【LeetCode】Search in Rotated Sorted Array II(转)
原文链接 http://oj.leetcode.com/problems/search-in-rotated-sorted-array-ii/
http://blog.csdn.net/linhuanmars/article/details/20588511
这道题是二分查找Search Insert Position的变体,思路在Search in Rotated Sorted Array中介绍过了,不了解的朋友可以先看看那道题哈。和Search in Rotated Sorted Array唯一的区别是这道题目中元素会有重复的情况出现。不过正是因为这个条件的出现,出现了比较复杂的case,甚至影响到了算法的时间复杂度。原来我们是依靠中间和边缘元素的大小关系,来判断哪一半是不受rotate影响,仍然有序的。而现在因为重复的出现,如果我们遇到中间和边缘相等的情况,我们就丢失了哪边有序的信息,因为哪边都有可能是有序的结果。假设原数组是{1,2,3,3,3,3,3},那么旋转之后有可能是{3,3,3,3,3,1,2},或者{3,1,2,3,3,3,3},这样的我们判断左边缘和中心的时候都是3,如果我们要寻找1或者2,我们并不知道应该跳向哪一半。解决的办法只能是对边缘移动一步,直到边缘和中间不在相等或者相遇,这就导致了会有不能切去一半的可能。所以最坏情况(比如全部都是一个元素,或者只有一个元素不同于其他元素,而他就在最后一个)就会出现每次移动一步,总共是n步,算法的时间复杂度变成O(n)。
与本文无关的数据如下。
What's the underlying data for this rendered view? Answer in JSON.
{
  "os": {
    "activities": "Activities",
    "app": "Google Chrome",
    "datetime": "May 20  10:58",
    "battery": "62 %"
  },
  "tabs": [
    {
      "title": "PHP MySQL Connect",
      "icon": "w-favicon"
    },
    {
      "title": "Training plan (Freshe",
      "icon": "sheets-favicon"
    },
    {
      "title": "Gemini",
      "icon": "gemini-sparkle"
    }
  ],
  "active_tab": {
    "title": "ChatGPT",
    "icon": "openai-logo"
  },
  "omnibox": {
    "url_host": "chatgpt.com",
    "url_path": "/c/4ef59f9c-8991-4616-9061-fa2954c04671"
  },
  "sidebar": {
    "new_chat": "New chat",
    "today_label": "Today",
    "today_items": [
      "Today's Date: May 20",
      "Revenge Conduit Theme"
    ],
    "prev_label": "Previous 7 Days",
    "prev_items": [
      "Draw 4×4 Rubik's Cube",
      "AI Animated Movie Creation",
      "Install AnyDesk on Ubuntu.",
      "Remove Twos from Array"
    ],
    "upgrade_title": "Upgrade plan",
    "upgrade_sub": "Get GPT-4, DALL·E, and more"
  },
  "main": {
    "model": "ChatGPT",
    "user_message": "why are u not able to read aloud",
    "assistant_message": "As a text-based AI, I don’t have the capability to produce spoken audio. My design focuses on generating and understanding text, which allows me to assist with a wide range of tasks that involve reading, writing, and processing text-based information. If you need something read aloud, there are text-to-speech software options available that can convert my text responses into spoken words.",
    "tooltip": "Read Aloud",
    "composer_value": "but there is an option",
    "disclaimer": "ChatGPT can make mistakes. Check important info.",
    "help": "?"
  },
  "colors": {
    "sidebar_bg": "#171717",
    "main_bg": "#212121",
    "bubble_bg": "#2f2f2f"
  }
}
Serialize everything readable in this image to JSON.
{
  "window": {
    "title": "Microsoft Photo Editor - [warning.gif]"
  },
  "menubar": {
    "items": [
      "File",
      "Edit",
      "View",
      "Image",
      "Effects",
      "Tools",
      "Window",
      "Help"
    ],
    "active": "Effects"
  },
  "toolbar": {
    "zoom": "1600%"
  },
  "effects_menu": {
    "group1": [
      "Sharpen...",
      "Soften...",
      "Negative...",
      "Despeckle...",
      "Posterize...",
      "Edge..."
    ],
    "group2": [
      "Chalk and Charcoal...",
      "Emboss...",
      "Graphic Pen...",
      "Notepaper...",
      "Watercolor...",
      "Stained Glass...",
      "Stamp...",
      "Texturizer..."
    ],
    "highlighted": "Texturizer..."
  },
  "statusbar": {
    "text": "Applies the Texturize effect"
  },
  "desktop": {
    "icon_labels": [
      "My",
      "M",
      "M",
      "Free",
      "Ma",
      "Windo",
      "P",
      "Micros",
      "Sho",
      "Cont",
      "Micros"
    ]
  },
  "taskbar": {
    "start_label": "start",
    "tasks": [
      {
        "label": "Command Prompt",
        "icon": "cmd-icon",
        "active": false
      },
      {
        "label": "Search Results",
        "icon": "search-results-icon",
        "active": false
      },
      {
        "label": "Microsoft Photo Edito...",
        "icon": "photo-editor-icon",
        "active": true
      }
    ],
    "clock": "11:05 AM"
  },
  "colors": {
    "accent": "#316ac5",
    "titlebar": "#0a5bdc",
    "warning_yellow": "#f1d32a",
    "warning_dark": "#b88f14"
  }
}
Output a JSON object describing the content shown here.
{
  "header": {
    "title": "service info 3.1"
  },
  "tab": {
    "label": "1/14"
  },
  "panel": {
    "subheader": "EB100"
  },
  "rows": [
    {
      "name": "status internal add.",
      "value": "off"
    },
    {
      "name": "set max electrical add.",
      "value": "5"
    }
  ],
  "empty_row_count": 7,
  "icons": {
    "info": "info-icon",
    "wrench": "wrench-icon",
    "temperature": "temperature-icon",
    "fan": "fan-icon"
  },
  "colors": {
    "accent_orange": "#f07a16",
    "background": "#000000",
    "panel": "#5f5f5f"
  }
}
代码如下:
- public boolean search(int[] A, int target) {
- if(A==null || A.length==0)
- return false;
- int l = 0;
- int r = A.length-1;
- while(l<=r)
- {
- int m = (l+r)/2;
- if(A[m]==target)
- return true;
- if(A[m]>A[l])
- {
- if(A[m]>target && A[l]<=target)
- {
- r = m-1;
- }
- else
- {
- l = m+1;
- }
- }
- else if(A[m]<A[l])
- {
- if(A[m]<target && A[r]>=target)
- {
- l = m+1;
- }
- else
- {
- r = m-1;
- }
- }
- else
- {
- l++;
- }
- }
- return false;
- }
以上方法和Search in Rotated Sorted Array是一样的,只是添加了中间和边缘相等时,边缘移动一步,但正是这一步导致算法的复杂度由O(logn)变成了O(n)。个人觉得在面试中算法复杂度还是很重要的考察点,因为涉及到对算法的理解,大家还是要尽量多考虑哈。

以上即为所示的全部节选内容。